Visuals by Kevin Harris

“We’ve never approached curation from a storefront perspective,” Gondolfi says. “But COVID pushed us to truly have a window display, not unlike an orthodox traditional storefront. I grew up in a small town, and there was a store called Fegnolio Electric on Main Street. He had a big console television in that window. And he’d have it on during Christmastime. He had a gorgeous white artificial tree with red balls. As a kid, sometimes I remember seeing Monday Night Football—it would come on at 7 o’clock in that storefront window.” Harris’ video work is often abstract, and a far shout from Monday Night Football, but often incorporates vintage and analog equipment that would be right in line with a 1970s small-town storefront. 

STNDRD

RL Tillman, Union Down

STNDRD, curated by local artist Sage Dawson, is the simplest of outdoor venues: it’s a flagpole. Flying through October 31 is a pair of star-spangled pants “once seen covering the hide of a President’s golfing companion. Hung from a flagpole, they present a signal of dire distress, a lament for a country allowed to fall free, a living thing destroyed in an undignified way.” 

PILOT PLOT 

Permanent native plant installation

Carl says the native plants in this garden are constantly changing—the “fourth flush” of fall blooms will have lots of purple, yellow, and white. Located on the same site as STNDRD, it’s a rainwater garden built with collaboration between G-CADD, Madison County Transit, Madison County, Granite City, and the U.S. Steel Foundation. 

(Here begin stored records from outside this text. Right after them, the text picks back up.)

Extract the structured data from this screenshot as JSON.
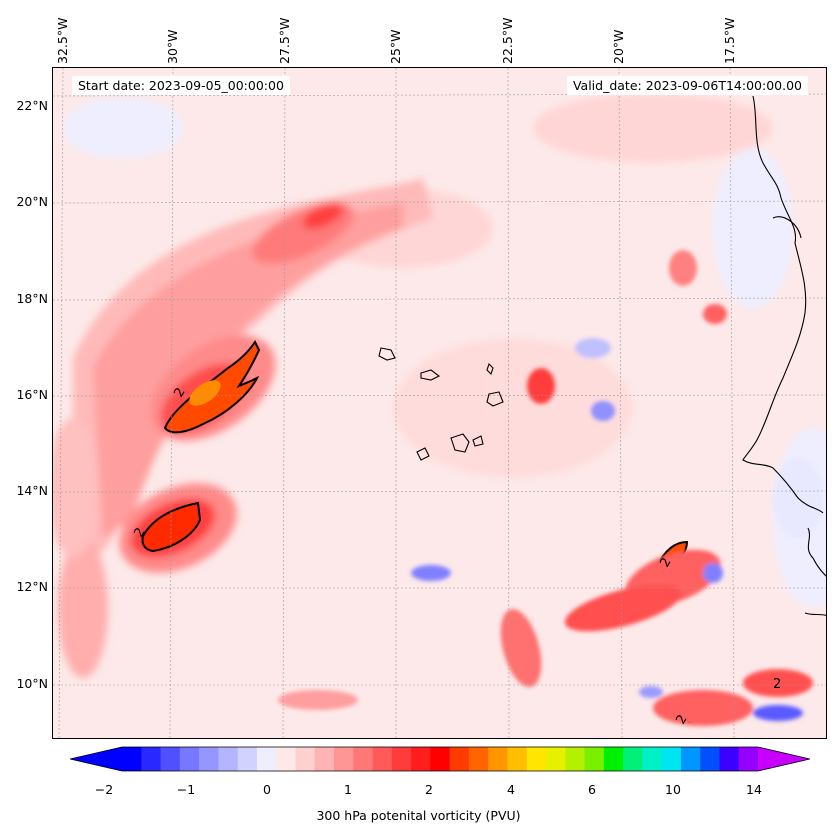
{
  "map": {
    "title_left": "Start date: 2023-09-05_00:00:00",
    "title_right": "Valid_date: 2023-09-06T14:00:00.00",
    "longitude_labels": [
      "32.5°W",
      "30°W",
      "27.5°W",
      "25°W",
      "22.5°W",
      "20°W",
      "17.5°W"
    ],
    "latitude_labels": [
      "22°N",
      "20°N",
      "18°N",
      "16°N",
      "14°N",
      "12°N",
      "10°N"
    ],
    "contour_labels": [
      "2",
      "2",
      "2",
      "2",
      "2"
    ]
  },
  "colorbar": {
    "label": "300 hPa potenital vorticity (PVU)",
    "tick_labels": [
      "−2",
      "−1",
      "0",
      "1",
      "2",
      "4",
      "6",
      "10",
      "14"
    ],
    "colors": [
      "#0000ff",
      "#2828ff",
      "#5050ff",
      "#7878ff",
      "#9696ff",
      "#b4b4ff",
      "#d2d2ff",
      "#eeeeff",
      "#ffe8e8",
      "#ffd0d0",
      "#ffb4b4",
      "#ff9696",
      "#ff7878",
      "#ff5a5a",
      "#ff3c3c",
      "#ff1e1e",
      "#ff0000",
      "#ff3c00",
      "#ff6400",
      "#ff9600",
      "#ffbe00",
      "#ffe600",
      "#e6f000",
      "#b4f000",
      "#78f000",
      "#00f000",
      "#00f078",
      "#00f0c8",
      "#00e6f0",
      "#0096ff",
      "#0050ff",
      "#3c00ff",
      "#9600ff"
    ],
    "over_color": "#c800ff",
    "under_color": "#0000ff"
  }
}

Re-opening G-CADD: Exhibition #24 opens 4–10 p.m. Saturday, October 17 and runs through Saturday, December 4. Masks are required. To ensure social distancing and occupancy limits, you must reserve a ticket (available at gcadd.org) for a 30-minute slot inside the galleries, with a 10-person limit. The campus is also open Saturday from 1–4 p.m., and by appointment (email [email protected]).